October 11 2023
Today, Wednesday October 11
Eyes of Discernment
A Psalm of David
1 I will sing of mercy and justice; To You, O LORD, I will sing praises.
2 I will behave wisely in a perfect way. Oh, when will You come to me? I will walk within my house with a perfect heart.
3 I will set nothing wicked before my eyes; I hate the work of those who fall away; It shall not cling to me.
4 A perverse heart shall depart from me; I will not know wickedness.
5 Whoever secretly slanders his neighbor, Him I will destroy; The one who has a haughty look and a proud heart, Him I will not endure.
Psalm 101 is a psalm written by David who had just recently become King of Israel. The nation was broken, and he had a tremendous task and challenge before him as he had to deal with both internal corruption and foreign adversaries such as the Philistines. David’s great desire is to lead the nation with integrity and fulfill God’s heart for it to be a nation that reflected the glory of God. As I read this chapter, I see at least four things that David had that will guide and help him as he transforms the broken nation into a world power.
David was determined to follow the instructions of God’s Word and be a king of “mercy and justice” (v. 1), which is a reflection of the character of God. David desired to have a “perfect heart” (v. 2). He was devoted to worship of the only true God. David also was committed to having eyes of discernment (v. 3), as to what he would and would not be looking at and for. And finally, David now could make good decisions about the kind of people that would serve in his administration (vv. 6-8). The four “D’s – Determined, Devoted, Discernment and Decisive!
Today, we live in a broken world full of corruption, violence, conflict, and fear. I personally believe the present conflict in the Middle East is setting things up for the end time events that are described in the prophecies of the Bible. They remind us that Jesus Christ, the greater son of David, is coming soon to set up His Kingdom! But before He comes, a false Anti-Christ will come promising peace to the Middle East and the world. His peace is just a deceitful move to take control of the whole world and to set up his diabolic kingdom that will not last long. Jesus Christ will come, destroy the Anti-Christ and his armies, and set up His Millennium Kingdom and true peace will finally come to the world!

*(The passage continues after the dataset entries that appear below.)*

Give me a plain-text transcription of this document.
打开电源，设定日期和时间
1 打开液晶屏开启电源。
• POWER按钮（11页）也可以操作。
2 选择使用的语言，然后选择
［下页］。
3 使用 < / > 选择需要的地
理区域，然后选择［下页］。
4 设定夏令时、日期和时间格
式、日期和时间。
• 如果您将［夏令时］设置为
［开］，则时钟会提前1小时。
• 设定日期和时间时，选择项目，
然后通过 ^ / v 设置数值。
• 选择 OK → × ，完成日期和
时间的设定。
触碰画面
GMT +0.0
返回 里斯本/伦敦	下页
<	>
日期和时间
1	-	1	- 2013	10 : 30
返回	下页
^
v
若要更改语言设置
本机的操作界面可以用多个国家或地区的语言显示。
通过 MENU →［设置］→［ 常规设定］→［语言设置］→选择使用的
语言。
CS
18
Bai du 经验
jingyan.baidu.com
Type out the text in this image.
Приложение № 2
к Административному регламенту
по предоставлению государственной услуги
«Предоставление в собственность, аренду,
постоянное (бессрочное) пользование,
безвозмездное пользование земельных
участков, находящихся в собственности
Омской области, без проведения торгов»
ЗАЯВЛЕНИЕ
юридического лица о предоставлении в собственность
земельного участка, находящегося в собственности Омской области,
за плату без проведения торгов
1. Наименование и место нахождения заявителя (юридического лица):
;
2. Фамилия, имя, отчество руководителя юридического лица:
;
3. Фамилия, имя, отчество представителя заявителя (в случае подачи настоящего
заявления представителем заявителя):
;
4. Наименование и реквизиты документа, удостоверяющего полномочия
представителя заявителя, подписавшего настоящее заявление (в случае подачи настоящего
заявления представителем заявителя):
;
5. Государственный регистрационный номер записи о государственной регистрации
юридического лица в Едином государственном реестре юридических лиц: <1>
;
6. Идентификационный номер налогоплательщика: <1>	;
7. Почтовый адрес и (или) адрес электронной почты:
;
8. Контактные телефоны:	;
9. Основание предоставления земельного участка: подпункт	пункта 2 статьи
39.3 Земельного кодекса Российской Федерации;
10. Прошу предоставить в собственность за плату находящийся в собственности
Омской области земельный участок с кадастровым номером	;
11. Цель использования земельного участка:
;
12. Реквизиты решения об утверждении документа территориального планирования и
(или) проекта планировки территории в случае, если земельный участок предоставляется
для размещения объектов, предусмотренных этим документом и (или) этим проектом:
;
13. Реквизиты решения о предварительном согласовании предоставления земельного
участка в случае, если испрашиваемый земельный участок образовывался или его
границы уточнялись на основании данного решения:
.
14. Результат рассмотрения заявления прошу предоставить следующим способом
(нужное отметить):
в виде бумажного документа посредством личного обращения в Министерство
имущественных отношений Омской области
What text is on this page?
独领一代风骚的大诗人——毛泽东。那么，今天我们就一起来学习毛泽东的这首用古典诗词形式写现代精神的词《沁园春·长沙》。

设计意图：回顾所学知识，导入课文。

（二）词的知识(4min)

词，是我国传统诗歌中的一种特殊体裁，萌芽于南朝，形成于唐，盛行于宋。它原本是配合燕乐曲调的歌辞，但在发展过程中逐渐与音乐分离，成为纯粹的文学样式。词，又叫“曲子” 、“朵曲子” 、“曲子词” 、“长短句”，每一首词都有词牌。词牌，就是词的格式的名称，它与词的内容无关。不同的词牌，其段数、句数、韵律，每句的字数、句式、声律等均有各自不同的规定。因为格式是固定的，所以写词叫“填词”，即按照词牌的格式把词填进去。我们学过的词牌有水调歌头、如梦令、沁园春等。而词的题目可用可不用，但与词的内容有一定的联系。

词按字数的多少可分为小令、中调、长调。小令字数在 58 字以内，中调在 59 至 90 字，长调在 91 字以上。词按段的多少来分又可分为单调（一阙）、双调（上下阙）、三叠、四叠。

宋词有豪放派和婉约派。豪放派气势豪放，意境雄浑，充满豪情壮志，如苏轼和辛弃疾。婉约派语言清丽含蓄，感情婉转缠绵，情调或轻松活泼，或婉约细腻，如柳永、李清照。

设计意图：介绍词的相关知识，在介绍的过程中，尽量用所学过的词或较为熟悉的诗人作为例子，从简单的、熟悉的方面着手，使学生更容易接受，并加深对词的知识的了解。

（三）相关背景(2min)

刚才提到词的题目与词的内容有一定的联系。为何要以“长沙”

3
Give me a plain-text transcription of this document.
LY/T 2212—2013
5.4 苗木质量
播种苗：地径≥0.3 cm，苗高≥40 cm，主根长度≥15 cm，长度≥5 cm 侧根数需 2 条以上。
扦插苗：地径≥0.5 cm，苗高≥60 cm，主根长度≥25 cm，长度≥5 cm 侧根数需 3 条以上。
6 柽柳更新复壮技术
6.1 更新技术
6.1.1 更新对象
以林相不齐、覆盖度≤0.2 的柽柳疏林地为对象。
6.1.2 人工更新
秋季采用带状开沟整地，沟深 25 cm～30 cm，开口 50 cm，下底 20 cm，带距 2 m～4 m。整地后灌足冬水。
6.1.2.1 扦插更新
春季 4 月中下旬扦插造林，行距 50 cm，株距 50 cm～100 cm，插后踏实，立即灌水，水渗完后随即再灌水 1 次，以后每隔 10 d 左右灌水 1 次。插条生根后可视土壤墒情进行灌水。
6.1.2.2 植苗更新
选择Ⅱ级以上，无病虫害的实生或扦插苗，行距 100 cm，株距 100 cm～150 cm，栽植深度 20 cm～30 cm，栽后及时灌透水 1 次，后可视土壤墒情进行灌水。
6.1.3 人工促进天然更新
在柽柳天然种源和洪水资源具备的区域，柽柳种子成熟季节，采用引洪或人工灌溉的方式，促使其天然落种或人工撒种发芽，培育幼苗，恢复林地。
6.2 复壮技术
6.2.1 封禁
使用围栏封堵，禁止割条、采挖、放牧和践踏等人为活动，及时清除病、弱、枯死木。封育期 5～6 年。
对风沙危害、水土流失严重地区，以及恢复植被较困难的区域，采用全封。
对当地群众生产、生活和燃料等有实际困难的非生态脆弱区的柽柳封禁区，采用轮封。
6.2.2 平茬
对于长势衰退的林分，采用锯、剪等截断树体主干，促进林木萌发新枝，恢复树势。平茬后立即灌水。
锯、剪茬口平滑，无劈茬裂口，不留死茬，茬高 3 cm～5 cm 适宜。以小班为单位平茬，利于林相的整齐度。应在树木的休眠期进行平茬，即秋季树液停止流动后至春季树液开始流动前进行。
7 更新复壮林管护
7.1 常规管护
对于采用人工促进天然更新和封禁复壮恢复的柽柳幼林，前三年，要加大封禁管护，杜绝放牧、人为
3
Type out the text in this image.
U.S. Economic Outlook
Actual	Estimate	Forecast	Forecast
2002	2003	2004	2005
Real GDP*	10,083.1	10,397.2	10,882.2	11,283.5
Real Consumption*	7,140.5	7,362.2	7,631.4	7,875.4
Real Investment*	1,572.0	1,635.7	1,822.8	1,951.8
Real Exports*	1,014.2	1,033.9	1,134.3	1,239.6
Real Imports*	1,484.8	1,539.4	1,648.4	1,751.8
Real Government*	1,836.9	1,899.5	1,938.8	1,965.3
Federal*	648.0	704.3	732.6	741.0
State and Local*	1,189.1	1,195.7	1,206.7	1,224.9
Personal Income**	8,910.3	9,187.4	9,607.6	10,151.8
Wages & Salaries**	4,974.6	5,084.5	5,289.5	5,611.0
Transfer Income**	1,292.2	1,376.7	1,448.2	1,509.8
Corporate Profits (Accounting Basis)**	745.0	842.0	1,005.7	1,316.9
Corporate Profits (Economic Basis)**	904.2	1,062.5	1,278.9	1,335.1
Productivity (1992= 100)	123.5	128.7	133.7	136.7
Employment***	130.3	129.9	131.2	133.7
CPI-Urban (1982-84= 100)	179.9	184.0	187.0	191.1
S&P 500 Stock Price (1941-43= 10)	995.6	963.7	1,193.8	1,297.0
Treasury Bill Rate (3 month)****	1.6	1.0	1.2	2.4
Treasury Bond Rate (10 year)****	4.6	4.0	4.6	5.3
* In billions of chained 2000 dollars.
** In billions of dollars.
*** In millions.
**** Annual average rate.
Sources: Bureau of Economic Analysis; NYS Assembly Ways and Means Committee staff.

Today, as we look at Psalm 101:3-5, we notice that David moved from the heart of the leader to the hearts of the sinners (vv. 4-5) and turned the emphasis to the leader's eyes and what he saw (vv. 3, 5, 6, 7). The heart and the eyes work together, for what the heart loves, the eyes will seek and find (Eccl. 2:10; Jer. 22:17). This section parallels Psalm 15 where David described the ideal worshiper whom God welcomes to His dwelling. David did not want anyone in his official family who was not walking with the Lord. "I will set no worthless thing before my eyes" (v. 3a) means more than beholding vile things "the lust of the eyes" (1 John 2:16). It also means setting worthless goals and seeking to reach them.
Leaders must set the best goals, guided by God's will, for outlook determines outcome. The spiritual leader not only sets the best goals but he or she also uses the best methods for achieving those goals (v. 3b). "Faithless" people are apostates, people who have abandoned God's way for their own way and the world's way. David had his eyes on the faithful, not the faithless (v. 6).
A "perverse heart" (v. 4) is a twisted heart, one that does not conform to God's will (Prov. 3:32; 6:16-19; 11:20), and a twisted heart produces a deceitful tongue (v. 7; Matt. 12:34-35; see Prov. 17:20). The word translated "proud" in verse 5 means "wide, expanded" and describes people who are inflated with their own importance. It is important that leaders cultivate humility and lead by being servants, not dictators. Like Moses, David was a model of a “servant-leader”.
Today, please continue to pray for the “peace of Jerusalem” (Psalm 122:6), which actually means you are praying the last prayer of the Bible. “Even so come, Lord Jesus” (Revelation 22:20).